El temor innato a los ofidios también ha sido registrado en algunos primates. Se cuenta que, en cierta ocasión, en el zoológico de Londres, uno de los guardianes, que transportaba en ese momento un guacal con serpientes, pasó por azar frente a las jaulas de lo monos. Estos, tan pronto advirtieron el contenido de la caja, comenzaron a emitir los típicos chillidos de terror y alerta. Es necesario aclarar que la mayoría de los monos habían nacido en el mismo zoológico, lo que excluía cualquier experiencia previa con serpientes. Contrasta lo anterior con la reacción que presentan los lémures de Madagascar frente a los mismos ofidios. Cuando el guardián de la historia anterior pasó frente a sus jaulas, los lémures se asomaron curiosos sin mostrar el más mínimo temor.
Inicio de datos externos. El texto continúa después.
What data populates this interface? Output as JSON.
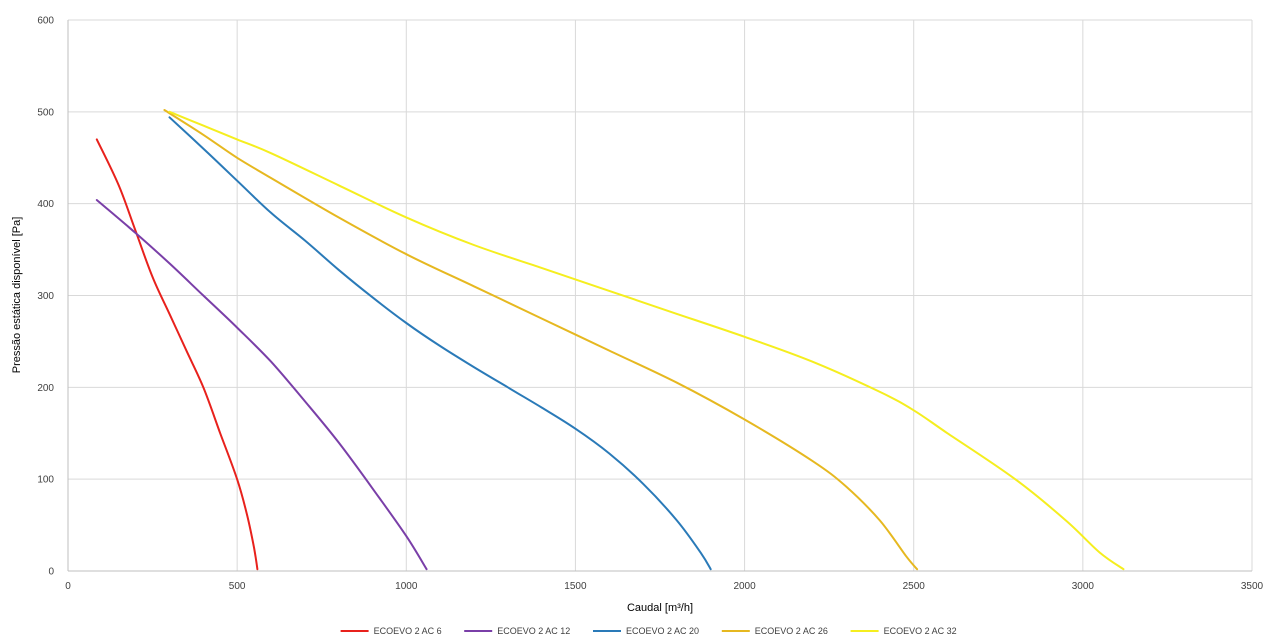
{
  "chart_data": {
    "type": "line",
    "title": "",
    "xlabel": "Caudal [m³/h]",
    "ylabel": "Pressão estática disponível [Pa]",
    "xlim": [
      0,
      3500
    ],
    "ylim": [
      0,
      600
    ],
    "x_ticks": [
      0,
      500,
      1000,
      1500,
      2000,
      2500,
      3000,
      3500
    ],
    "y_ticks": [
      0,
      100,
      200,
      300,
      400,
      500,
      600
    ],
    "grid": true,
    "legend_position": "bottom",
    "series": [
      {
        "name": "ECOEVO 2 AC 6",
        "color": "#e8211c",
        "points": [
          [
            85,
            470
          ],
          [
            150,
            420
          ],
          [
            200,
            370
          ],
          [
            250,
            320
          ],
          [
            300,
            280
          ],
          [
            350,
            240
          ],
          [
            400,
            200
          ],
          [
            450,
            150
          ],
          [
            500,
            100
          ],
          [
            530,
            60
          ],
          [
            550,
            25
          ],
          [
            560,
            2
          ]
        ]
      },
      {
        "name": "ECOEVO 2 AC 12",
        "color": "#7a3fa8",
        "points": [
          [
            85,
            404
          ],
          [
            200,
            368
          ],
          [
            300,
            335
          ],
          [
            400,
            300
          ],
          [
            500,
            265
          ],
          [
            600,
            228
          ],
          [
            700,
            185
          ],
          [
            800,
            140
          ],
          [
            900,
            90
          ],
          [
            1000,
            38
          ],
          [
            1060,
            2
          ]
        ]
      },
      {
        "name": "ECOEVO 2 AC 20",
        "color": "#2a7ab8",
        "points": [
          [
            300,
            494
          ],
          [
            400,
            460
          ],
          [
            500,
            425
          ],
          [
            600,
            390
          ],
          [
            700,
            360
          ],
          [
            800,
            328
          ],
          [
            900,
            298
          ],
          [
            1000,
            270
          ],
          [
            1100,
            245
          ],
          [
            1200,
            222
          ],
          [
            1300,
            200
          ],
          [
            1400,
            178
          ],
          [
            1500,
            155
          ],
          [
            1600,
            128
          ],
          [
            1700,
            95
          ],
          [
            1800,
            55
          ],
          [
            1870,
            20
          ],
          [
            1900,
            2
          ]
        ]
      },
      {
        "name": "ECOEVO 2 AC 26",
        "color": "#e6b820",
        "points": [
          [
            285,
            502
          ],
          [
            400,
            475
          ],
          [
            500,
            450
          ],
          [
            600,
            428
          ],
          [
            800,
            385
          ],
          [
            1000,
            345
          ],
          [
            1200,
            310
          ],
          [
            1400,
            275
          ],
          [
            1600,
            240
          ],
          [
            1800,
            205
          ],
          [
            2000,
            165
          ],
          [
            2200,
            120
          ],
          [
            2300,
            92
          ],
          [
            2400,
            55
          ],
          [
            2480,
            15
          ],
          [
            2510,
            2
          ]
        ]
      },
      {
        "name": "ECOEVO 2 AC 32",
        "color": "#f5ee1f",
        "points": [
          [
            300,
            500
          ],
          [
            400,
            485
          ],
          [
            500,
            470
          ],
          [
            600,
            455
          ],
          [
            800,
            420
          ],
          [
            1000,
            385
          ],
          [
            1200,
            355
          ],
          [
            1400,
            330
          ],
          [
            1600,
            305
          ],
          [
            1800,
            280
          ],
          [
            2000,
            255
          ],
          [
            2200,
            228
          ],
          [
            2400,
            195
          ],
          [
            2500,
            175
          ],
          [
            2600,
            150
          ],
          [
            2800,
            100
          ],
          [
            2950,
            55
          ],
          [
            3050,
            20
          ],
          [
            3120,
            2
          ]
        ]
      }
    ]
  }
}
Casualmente, en Madagascar no existen serpientes venenosas, por lo cual es explicable que los animales nativos no hayan desarrollado ninguna protección contra ellas.
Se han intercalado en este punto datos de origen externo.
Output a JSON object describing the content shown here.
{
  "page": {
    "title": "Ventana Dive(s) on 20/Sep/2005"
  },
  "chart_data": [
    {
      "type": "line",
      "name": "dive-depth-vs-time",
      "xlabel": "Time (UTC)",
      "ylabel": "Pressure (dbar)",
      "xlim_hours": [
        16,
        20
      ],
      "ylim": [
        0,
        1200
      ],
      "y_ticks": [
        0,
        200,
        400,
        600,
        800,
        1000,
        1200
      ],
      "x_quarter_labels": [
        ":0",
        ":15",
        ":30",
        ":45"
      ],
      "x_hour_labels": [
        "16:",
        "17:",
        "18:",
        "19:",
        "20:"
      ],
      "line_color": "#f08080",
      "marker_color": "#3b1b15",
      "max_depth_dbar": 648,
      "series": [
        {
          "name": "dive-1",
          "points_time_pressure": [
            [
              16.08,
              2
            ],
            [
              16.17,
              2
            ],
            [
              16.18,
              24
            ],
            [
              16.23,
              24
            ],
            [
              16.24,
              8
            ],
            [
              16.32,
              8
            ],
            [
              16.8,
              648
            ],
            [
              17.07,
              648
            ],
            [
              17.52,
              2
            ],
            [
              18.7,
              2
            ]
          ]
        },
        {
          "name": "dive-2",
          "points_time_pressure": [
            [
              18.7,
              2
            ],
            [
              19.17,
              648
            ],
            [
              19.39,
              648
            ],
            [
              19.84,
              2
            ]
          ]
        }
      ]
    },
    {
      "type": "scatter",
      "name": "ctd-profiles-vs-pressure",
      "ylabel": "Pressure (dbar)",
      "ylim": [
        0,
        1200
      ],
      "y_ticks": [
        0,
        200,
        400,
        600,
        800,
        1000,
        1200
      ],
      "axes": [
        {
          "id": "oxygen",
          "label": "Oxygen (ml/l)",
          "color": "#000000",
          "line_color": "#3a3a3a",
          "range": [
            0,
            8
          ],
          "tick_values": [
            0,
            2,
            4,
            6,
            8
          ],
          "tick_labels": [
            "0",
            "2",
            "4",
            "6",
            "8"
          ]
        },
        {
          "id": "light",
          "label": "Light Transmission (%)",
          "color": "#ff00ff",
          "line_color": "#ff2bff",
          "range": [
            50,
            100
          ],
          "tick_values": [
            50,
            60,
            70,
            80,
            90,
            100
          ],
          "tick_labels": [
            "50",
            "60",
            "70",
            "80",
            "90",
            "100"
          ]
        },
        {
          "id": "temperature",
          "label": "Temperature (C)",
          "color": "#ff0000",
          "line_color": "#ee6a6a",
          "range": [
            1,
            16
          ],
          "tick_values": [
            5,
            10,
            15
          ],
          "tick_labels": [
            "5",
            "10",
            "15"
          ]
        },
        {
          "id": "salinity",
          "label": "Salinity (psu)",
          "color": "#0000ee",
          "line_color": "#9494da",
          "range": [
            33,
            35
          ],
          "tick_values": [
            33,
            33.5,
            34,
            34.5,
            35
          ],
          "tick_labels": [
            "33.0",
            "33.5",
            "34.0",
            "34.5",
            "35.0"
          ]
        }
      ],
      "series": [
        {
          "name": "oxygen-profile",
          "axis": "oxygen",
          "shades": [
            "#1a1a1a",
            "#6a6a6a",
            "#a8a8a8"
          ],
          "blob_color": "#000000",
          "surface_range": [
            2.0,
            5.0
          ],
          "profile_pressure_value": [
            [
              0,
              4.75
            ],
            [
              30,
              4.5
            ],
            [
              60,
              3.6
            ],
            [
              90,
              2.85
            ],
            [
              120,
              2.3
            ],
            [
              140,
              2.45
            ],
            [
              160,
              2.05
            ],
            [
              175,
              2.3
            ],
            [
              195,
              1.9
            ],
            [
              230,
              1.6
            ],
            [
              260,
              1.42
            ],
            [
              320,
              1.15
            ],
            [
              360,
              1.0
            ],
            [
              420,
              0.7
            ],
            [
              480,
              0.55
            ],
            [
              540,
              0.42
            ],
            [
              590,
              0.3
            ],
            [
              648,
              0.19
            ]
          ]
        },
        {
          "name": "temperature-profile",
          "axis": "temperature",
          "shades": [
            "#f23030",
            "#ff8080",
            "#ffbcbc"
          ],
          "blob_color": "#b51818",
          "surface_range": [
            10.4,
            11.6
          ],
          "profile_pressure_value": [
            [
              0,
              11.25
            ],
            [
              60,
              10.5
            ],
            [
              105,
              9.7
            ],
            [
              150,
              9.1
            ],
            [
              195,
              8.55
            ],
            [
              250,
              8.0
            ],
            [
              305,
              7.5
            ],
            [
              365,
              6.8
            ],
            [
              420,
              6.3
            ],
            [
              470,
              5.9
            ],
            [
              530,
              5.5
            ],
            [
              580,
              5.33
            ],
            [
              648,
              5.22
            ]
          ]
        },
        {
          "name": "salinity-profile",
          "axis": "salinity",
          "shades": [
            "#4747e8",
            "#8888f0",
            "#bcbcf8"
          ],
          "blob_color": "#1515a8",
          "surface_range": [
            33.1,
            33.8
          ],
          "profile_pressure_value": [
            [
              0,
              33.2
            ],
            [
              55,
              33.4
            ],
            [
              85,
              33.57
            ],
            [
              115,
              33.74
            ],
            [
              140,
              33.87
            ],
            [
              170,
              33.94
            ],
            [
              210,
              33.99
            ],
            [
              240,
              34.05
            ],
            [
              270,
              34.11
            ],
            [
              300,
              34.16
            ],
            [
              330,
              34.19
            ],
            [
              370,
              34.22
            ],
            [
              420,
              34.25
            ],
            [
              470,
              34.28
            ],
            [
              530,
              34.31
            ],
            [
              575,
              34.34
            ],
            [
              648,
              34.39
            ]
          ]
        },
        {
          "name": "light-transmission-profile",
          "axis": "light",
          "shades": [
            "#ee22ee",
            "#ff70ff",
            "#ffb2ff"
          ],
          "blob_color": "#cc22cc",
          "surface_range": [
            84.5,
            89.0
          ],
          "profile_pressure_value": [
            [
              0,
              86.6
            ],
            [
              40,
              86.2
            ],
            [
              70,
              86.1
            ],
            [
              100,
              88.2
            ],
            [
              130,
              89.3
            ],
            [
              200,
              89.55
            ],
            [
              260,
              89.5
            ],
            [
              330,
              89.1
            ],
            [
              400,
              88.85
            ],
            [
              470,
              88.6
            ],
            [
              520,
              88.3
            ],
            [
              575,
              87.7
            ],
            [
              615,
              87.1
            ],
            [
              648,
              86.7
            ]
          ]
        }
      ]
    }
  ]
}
Los chimpancés comunes son excepcionalmente aprensivos en presencia de serpientes, aunque no hayan tenido experiencias previas con las mismas (Wilson, 1999): se retiran a una distancia prudente y siguen a la intrusa con la mirada fija, al tiempo que alertan a sus compañeros con una llamada de aviso. Los fornidos y prepotentes gorilas manifiestan un temor innato y difícilmente disimulable frente a las, comparadas con su talla, insignificantes serpientes. Es conocido por todos los administradores de zoológicos que los primates defecan como reacción al miedo intenso (el hombre también es un primate). En relación con este hecho, Eimerl y De Vore (1982) refieren el caso de un gorila de zoológico al cual, ante una grave crisis de estreñimiento, se lo trató con una eficiente terapia naturista: mostrándole una cabeza de tortuga (que se confunde fácilmente con la de una serpiente), con resultados laxantes muy visibles e inmediatos.
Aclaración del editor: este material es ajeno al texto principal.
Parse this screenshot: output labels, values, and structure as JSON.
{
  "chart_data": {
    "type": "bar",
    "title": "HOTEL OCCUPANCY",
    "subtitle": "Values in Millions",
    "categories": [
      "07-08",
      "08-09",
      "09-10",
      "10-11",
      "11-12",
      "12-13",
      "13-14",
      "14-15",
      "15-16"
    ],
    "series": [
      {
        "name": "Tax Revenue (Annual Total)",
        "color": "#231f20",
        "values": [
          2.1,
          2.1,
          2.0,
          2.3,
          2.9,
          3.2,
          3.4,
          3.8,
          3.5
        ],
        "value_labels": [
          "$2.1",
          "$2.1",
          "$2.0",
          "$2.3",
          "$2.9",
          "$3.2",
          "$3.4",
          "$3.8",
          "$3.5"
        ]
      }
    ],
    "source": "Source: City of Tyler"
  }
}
Conductas del recién nacido

La conducta de los recién nacidos brinda un excelente ejemplo de algo determinado totalmente por el genoma, ya que, en teoría, los pequeños no han tenido tiempo de aprender. El bebé sabe perfectamente cómo se busca el pezón, conoce los movimientos de succión y deglución y la técnica para respirar en los momentos justos, y también sabe llorar conmovedora e irritantemente cada vez que requiere algún cuidado. Más tarde, entre los seis y los ocho meses, y como si estuviera cumpliendo un programa predeterminado, empieza a mostrar temor y desconfianza frente a los mismos extraños que antes admitía sin ningún recelo. Todos los niños normales del mundo se comportan de forma parecida, sin importar raza ni cultura; o, en otros términos, exhiben una característica universal, específica de la especie humana.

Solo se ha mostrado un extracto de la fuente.